Novelas y cuentos completos
Novelas y cuentos completos Muy poco tiempo después de mi salida, debí de haber tornado a mi casa. Advertíme de pronto en el primer corredor. Ni un ruido. Ni un aliento. Corté la compacta oscuridad que reinaba, crucé el extenso patio y di con el corredor de enfrente. ¿Qué sería de mi padre y de toda mi familia?
Alguna serenidad tocó mi ánima transida. Había que buscar a todo trance y sin pérdida de tiempo a mi madre, y verla y saberla sana y salva y acariciarla y oírla que llora de ternura y que gozo al reconocerme, y rehacer, a su presencia, todo el hogar deshecho. Había que buscar de nuevo a mi padre. Quizás, por otro lado, solo él estaría enfermo. Quizás todos los demás gozarían del pleno ejercicio de sus facultades mentales.

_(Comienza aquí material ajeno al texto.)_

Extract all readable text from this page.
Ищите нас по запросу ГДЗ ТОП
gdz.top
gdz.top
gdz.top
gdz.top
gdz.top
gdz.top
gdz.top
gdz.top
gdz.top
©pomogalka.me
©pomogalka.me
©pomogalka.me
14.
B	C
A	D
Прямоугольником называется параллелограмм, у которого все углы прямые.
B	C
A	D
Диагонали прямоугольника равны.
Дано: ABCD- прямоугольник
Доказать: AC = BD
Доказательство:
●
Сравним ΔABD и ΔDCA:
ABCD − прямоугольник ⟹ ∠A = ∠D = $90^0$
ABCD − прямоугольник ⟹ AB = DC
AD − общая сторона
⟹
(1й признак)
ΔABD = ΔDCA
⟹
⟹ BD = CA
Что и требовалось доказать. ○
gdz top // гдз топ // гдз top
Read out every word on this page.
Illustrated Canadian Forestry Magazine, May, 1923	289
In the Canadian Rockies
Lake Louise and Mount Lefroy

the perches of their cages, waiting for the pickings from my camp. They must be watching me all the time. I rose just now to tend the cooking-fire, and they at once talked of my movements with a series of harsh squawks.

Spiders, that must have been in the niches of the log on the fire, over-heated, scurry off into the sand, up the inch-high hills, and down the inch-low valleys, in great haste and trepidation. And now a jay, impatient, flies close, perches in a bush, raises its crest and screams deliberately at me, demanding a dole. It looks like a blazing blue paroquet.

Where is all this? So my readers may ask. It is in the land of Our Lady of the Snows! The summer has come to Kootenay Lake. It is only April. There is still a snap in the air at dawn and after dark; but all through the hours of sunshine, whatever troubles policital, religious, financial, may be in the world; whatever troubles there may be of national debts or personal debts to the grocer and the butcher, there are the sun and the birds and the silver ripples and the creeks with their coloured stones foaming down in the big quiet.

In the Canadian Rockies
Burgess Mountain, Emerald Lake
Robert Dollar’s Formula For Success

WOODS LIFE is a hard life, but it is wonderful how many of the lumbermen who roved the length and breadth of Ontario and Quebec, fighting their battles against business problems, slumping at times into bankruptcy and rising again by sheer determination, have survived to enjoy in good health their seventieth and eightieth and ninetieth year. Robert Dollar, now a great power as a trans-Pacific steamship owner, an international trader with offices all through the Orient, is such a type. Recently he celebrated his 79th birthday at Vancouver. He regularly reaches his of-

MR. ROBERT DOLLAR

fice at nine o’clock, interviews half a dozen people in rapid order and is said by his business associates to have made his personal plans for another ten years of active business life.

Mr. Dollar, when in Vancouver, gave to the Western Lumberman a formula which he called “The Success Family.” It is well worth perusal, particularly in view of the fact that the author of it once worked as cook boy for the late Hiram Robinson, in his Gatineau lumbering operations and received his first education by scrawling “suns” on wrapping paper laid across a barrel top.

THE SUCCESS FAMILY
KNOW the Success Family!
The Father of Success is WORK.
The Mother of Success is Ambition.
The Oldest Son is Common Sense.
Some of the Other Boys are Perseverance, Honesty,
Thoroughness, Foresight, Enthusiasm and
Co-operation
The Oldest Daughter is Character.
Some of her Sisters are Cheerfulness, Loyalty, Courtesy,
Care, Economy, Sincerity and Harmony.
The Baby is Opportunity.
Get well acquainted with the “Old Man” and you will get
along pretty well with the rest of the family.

¡Oh, sí, Dios mío! Engañado habíame, sin duda, al generalizar de tan ligero modo. Ahora caía en cuenta de mi nerviosidad del primer momento y de lo mal dispuesta que había estado mi excitable fantasía para haber levantado tan horribles castillos en el aire. Y aun ¿acaso podía estar seguro de la demencia misma de mi padre?
Una fresca brisa de esperanza acaricióme hasta las entrañas.